[PATCH] D24511: [LV] Process pointer IVs with PHINodes in collectLoopUniforms

Matthew Simpson via llvm-commits llvm-commits at lists.llvm.org
Tue Sep 13 10:48:25 PDT 2016


mssimpso added inline comments.

================
Comment at: lib/Transforms/Vectorize/LoopVectorize.cpp:5398
@@ +5397,3 @@
+      auto UsersAreMemAccesses = all_of(Ptr->users(), [&](User *U) -> bool {
+        return isa<LoadInst>(U) || isa<StoreInst>(U);
+      });
----------------
mkuper wrote:
> mssimpso wrote:
> > mkuper wrote:
> > > Do we need to check that if U is a store, then Ptr is actually the pointer operand of the store, not the value?
> > > 
> > > I'm thinking about:
> > > store i32* %p, i32** %q,
> > > Where both %p and %q are consecutive.
> > Yes, nice catch! I'll update the patch.

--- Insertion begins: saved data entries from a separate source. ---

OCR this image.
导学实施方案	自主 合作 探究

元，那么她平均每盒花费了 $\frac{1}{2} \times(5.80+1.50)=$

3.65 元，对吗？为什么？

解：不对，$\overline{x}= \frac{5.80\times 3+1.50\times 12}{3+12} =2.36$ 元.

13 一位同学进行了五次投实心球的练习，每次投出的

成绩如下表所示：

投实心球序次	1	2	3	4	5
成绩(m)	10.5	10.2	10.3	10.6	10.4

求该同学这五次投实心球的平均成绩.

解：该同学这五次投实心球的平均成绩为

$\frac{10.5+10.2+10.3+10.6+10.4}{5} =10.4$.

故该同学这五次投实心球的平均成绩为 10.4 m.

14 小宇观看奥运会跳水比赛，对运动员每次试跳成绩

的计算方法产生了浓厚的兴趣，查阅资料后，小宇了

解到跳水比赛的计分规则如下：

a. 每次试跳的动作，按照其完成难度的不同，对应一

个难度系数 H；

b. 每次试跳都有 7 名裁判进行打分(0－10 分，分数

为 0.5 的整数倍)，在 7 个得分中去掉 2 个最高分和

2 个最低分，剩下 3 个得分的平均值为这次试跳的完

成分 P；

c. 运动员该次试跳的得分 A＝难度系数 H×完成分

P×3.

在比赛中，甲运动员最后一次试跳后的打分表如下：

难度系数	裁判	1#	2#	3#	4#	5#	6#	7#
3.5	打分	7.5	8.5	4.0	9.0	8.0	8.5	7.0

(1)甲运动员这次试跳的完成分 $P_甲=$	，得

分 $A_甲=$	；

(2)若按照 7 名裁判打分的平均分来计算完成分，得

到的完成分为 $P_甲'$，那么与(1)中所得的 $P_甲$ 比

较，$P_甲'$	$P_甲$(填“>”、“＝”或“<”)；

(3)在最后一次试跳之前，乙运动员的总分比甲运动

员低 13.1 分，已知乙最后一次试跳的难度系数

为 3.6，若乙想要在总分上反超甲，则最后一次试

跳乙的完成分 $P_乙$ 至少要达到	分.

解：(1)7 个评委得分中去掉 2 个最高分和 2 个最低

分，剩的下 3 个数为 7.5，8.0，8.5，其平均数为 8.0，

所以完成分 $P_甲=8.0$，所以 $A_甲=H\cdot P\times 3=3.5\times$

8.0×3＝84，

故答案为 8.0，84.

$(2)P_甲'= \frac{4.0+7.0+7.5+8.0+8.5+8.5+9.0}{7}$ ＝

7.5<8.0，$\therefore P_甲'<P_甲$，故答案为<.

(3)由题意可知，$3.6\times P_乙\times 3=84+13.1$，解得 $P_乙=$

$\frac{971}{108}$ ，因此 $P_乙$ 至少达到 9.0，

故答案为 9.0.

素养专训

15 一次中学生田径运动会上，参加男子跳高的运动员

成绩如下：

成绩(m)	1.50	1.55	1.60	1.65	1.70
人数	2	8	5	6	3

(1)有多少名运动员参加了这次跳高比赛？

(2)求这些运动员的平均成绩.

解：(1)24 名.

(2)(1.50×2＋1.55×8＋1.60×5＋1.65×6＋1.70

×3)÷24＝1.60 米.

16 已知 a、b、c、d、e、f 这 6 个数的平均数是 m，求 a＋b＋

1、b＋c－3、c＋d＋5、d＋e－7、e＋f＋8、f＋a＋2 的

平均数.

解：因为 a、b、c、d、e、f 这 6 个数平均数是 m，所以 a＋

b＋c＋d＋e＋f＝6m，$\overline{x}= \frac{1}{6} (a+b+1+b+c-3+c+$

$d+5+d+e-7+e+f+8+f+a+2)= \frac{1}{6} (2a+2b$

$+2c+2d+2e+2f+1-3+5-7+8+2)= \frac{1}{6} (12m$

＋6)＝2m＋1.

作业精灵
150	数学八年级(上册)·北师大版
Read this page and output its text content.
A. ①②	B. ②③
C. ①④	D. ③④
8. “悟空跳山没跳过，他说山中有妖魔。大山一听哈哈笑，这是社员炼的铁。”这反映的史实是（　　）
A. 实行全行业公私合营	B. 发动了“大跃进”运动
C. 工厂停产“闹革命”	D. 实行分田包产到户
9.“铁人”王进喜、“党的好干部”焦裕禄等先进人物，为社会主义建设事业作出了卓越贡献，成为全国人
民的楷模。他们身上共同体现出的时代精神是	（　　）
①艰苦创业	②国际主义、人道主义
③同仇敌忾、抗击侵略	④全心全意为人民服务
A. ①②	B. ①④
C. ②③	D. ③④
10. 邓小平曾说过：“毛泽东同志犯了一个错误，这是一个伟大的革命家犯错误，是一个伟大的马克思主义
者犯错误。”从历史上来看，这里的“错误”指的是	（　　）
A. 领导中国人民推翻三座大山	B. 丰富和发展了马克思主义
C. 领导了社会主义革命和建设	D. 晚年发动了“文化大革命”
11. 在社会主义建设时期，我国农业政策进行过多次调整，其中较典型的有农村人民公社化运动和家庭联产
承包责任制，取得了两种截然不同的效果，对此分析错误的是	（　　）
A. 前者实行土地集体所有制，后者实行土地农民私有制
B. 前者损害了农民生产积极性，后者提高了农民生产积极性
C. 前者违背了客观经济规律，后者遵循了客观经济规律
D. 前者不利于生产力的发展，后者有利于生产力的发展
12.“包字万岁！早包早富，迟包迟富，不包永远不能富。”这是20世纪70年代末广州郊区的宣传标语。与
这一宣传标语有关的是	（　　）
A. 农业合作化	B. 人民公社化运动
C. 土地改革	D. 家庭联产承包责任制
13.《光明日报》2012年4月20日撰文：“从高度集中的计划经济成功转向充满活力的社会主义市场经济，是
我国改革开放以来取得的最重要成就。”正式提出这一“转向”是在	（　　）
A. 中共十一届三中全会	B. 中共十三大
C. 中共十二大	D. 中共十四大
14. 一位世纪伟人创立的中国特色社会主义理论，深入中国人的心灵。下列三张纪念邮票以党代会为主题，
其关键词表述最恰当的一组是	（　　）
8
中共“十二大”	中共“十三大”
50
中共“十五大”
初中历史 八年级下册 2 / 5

We want all users of the pointer to be memory accesses, where the pointer is the pointer operand. This is all we consider when checking for scalarization.
> > 
> > We already know Ptr is the pointer operand of one memory access, but it could be used as the value operand of another. Something like:
> > 
> > ```
> > %x = load i32* %p
> > store i32* %p, i32** %q
> > ```
> > 
> > %p can't remain uniform because we need to store all it's corresponding values to memory. %q remains uniform if the other conditions are met (the store is not scalarized, etc.).
> > 
> Yes, this is exactly what I meant.
Great, I'll add another test case for this.

================
Comment at: lib/Transforms/Vectorize/LoopVectorize.cpp:5466
@@ +5465,3 @@
+      return I == IndUpdate || !TheLoop->contains(I) || Worklist.count(I) ||
+             isVectorizedMemAccessUse(I, Ind);
+    });
----------------
mkuper wrote:
> mssimpso wrote:
> > mkuper wrote:
> > > The only thing that changed here, functionally, is the addition of isVectorizedMemAccessUse right?
> > > The rest is cleanup?
> > That's right. I'm happy to save the cleanup for a separate patch if you prefer.
> My personal preference is to do it the other way around - NFC cleanups go in first, and then you can put up the functional patch (post-cleanup) for review. This kills two birds with one stone:
> 1) We don't have to revert cleanups if the functional patch turns out to be broken.
> 2) Reviewing the functional patch is easier. :-)
> 
> (If you think the cleanup itself is complex enough to deserve review, then I'd prefer two separate reviews, but, again, cleanup first.)
Sounds good. I'll go ahead with the cleanup before updating the patch here.